Metric Description Mode
vllm:num_requests_running Number of requests currently being processed Both
vllm:num_requests_waiting Number of requests queued, waiting for capacity Both
vllm:kv_cache_usage_perc Fraction of GPU KV cache currently in use (0.0–1.0); n/a on idle servers until at least one request has been processed Both
vllm:prompt_tokens_per_second Prompt tokens processed per second (prefill throughput) Both
vllm:generation_tokens_per_second Output tokens generated per second (decode throughput) Both
vllm:request_success_total Cumulative finished requests, broken down by finished_reason label (stop, error, abort) Both
vllm:time_to_first_token_seconds Histogram of time from request arrival to first output token Prometheus
vllm:request_time_per_output_token_seconds Histogram of time per output token during decode Prometheus
vllm:prefix_cache_hits_total Cumulative prefix cache hits in tokens Both
vllm:prefix_cache_queries_total Cumulative prefix cache queries in tokens Both
vllm:request_queue_time_seconds Histogram of time spent in the WAITING phase before prefill begins Prometheus
vllm:num_preemptions_total Cumulative number of sequence preemptions due to KV cache exhaustion Both

Client vs server terminology

GuideLLM and other benchmark tools often describe endpoint behavior with client-observed terms such as ITL, E2E latency, request latency, and workload throughput.

vLLM Doctor uses server-side vLLM metrics.

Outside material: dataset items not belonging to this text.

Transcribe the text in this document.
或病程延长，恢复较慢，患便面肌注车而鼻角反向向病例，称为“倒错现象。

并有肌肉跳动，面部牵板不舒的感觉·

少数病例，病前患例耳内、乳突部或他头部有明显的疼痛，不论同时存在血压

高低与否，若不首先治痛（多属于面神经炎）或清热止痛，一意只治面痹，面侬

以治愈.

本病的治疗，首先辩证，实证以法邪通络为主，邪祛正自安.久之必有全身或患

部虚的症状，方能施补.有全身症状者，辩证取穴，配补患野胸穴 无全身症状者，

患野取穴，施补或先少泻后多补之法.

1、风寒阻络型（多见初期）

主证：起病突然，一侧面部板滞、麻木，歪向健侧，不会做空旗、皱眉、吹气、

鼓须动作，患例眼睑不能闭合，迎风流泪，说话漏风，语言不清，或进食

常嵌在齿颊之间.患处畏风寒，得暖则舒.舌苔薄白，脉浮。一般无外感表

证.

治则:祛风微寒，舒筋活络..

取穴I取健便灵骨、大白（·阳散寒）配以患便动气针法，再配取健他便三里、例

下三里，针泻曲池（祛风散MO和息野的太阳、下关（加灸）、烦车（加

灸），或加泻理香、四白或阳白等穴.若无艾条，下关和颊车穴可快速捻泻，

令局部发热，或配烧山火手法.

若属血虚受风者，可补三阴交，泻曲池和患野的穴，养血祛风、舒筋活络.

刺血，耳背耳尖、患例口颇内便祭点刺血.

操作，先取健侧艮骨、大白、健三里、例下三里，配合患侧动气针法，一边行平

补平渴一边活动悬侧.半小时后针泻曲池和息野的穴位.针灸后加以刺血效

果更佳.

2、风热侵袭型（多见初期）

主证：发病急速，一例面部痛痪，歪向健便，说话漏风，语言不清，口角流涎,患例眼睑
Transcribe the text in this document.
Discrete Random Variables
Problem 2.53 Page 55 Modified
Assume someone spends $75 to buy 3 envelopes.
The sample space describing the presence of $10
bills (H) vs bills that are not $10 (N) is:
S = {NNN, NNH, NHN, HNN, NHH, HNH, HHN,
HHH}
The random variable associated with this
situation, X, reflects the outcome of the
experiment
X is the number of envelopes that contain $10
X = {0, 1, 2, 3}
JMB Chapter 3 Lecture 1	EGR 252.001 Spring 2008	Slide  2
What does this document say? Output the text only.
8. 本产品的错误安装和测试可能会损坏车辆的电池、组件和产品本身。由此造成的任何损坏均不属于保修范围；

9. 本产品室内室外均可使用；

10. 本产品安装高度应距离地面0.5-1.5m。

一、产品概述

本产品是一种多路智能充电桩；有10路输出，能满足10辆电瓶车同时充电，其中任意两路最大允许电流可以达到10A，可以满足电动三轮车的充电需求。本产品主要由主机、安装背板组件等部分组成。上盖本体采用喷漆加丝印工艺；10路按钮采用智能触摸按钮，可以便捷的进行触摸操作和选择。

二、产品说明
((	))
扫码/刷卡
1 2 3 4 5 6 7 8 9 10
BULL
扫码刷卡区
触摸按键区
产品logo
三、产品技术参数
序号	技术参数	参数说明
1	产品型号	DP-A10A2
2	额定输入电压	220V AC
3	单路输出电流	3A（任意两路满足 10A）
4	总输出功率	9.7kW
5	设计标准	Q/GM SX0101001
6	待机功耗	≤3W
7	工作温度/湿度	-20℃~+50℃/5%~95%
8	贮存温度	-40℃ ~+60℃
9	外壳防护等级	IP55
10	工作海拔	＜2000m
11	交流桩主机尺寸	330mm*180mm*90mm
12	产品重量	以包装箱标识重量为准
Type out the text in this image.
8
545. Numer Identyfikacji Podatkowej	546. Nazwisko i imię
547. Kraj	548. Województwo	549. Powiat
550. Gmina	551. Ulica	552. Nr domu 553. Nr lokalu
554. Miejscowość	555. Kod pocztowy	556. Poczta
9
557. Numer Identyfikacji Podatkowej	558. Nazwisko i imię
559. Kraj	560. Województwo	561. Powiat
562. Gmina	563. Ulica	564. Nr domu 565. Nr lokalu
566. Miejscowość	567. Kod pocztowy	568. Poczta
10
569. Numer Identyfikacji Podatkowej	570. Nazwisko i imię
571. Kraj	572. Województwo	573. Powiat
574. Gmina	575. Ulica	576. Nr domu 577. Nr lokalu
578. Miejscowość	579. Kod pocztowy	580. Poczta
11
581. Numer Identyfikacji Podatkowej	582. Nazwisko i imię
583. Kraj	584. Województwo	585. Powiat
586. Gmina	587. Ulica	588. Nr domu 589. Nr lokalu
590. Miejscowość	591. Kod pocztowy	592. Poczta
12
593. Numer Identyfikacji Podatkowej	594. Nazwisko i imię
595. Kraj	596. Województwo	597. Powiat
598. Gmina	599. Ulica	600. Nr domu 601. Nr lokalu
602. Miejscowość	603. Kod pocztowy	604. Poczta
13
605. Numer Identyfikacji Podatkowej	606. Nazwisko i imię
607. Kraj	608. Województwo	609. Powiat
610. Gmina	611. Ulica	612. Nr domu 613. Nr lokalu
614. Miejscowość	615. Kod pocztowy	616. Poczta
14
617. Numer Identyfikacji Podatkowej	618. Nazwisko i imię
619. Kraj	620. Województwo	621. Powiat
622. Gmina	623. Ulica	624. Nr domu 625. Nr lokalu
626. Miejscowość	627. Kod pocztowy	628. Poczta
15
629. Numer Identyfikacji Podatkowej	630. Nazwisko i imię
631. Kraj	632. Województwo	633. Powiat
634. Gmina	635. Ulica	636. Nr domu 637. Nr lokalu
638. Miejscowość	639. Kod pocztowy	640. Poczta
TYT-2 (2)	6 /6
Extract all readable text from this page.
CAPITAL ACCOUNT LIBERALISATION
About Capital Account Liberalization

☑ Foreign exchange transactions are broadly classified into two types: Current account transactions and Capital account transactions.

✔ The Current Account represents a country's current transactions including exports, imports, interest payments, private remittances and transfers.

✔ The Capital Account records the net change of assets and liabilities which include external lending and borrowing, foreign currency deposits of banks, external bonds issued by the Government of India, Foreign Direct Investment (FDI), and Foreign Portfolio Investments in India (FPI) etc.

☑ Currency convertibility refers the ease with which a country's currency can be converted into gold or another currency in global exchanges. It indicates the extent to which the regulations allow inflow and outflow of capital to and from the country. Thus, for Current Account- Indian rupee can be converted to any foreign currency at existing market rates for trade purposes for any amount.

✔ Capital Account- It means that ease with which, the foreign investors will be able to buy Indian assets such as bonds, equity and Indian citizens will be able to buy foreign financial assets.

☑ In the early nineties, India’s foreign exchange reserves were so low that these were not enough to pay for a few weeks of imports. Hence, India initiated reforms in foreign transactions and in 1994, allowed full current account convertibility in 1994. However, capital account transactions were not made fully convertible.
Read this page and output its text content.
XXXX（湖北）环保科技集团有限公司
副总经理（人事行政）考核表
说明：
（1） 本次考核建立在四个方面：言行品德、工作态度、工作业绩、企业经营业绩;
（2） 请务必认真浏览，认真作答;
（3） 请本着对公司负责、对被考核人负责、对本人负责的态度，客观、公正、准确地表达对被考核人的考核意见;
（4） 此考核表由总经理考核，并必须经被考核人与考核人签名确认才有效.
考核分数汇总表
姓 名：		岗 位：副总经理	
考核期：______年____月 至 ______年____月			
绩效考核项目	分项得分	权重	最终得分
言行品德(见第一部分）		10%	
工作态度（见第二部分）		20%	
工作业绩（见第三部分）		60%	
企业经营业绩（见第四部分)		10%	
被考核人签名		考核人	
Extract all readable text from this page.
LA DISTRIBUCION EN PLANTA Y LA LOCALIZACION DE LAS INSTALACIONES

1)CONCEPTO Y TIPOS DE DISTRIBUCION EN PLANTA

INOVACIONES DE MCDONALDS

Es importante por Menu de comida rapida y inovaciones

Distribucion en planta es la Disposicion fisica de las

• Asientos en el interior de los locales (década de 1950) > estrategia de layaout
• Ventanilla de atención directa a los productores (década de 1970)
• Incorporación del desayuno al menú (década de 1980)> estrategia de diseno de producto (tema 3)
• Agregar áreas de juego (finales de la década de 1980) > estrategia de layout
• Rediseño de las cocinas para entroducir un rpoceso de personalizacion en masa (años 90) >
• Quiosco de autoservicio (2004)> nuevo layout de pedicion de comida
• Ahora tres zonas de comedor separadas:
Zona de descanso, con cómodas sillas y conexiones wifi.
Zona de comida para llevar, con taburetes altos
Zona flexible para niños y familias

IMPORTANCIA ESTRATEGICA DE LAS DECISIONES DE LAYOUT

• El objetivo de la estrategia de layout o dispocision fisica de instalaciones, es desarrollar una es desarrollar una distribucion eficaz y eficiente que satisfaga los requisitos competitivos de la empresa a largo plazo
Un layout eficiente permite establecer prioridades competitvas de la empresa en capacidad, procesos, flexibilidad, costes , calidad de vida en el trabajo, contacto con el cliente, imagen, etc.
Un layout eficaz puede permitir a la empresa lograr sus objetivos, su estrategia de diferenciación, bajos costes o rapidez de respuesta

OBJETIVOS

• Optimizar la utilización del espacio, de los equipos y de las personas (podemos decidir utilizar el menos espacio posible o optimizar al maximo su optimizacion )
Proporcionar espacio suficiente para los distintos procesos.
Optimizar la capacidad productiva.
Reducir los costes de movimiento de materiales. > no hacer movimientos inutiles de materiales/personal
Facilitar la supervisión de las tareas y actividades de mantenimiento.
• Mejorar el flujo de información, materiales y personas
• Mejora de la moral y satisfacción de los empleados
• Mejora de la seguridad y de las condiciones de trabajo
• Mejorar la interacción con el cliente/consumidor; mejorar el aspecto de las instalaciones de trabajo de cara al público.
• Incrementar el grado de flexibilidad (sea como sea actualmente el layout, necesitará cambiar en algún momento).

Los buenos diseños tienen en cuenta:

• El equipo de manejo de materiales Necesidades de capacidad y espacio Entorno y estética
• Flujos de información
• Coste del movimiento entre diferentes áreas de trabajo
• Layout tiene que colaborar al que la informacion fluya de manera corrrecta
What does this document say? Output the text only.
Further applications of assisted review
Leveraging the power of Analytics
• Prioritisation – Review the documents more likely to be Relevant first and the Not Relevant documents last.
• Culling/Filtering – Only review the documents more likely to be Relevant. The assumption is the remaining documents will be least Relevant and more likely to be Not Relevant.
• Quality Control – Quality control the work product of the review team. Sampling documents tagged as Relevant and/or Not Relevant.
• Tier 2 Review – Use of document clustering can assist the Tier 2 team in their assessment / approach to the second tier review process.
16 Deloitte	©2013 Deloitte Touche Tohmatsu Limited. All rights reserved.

The closest mappings are:

Client or benchmark term vLLM Doctor term Server metric
TTFT TTFT p95 vllm:time_to_first_token_seconds
ITL TPOT p95 vllm:request_time_per_output_token_seconds
E2E latency Not diagnosed directly Explained through queue, TTFT, TPOT, and errors
Prompt throughput Prefill throughput vllm:prompt_tokens_per_second
Output throughput Decode throughput vllm:generation_tokens_per_second
Admission delay Queue latency vllm:request_queue_time_seconds

Notes

  • Metric names use colons (e.g. vllm:num_requests_running), not underscores. vLLM Doctor preserves the original names — no normalization.
  • Metrics preserve labels internally. Reported scalar values use each metric's diagnostic aggregation: counts and throughput are summed, while utilization and percentile-style values use the highest observed value. Use the model filter to scope collection to one model_name.
  • Latency histograms (time_to_first_token_seconds, request_time_per_output_token_seconds) require Prometheus mode — direct scrape mode returns None for these fields.
  • Request counts by reason (error, abort) are derived from vllm:request_success_total filtered by the finished_reason label.
  • Prefix cache hit rate is computed as prefix_cache_hits_total / prefix_cache_queries_total. It is n/a when no queries have been made.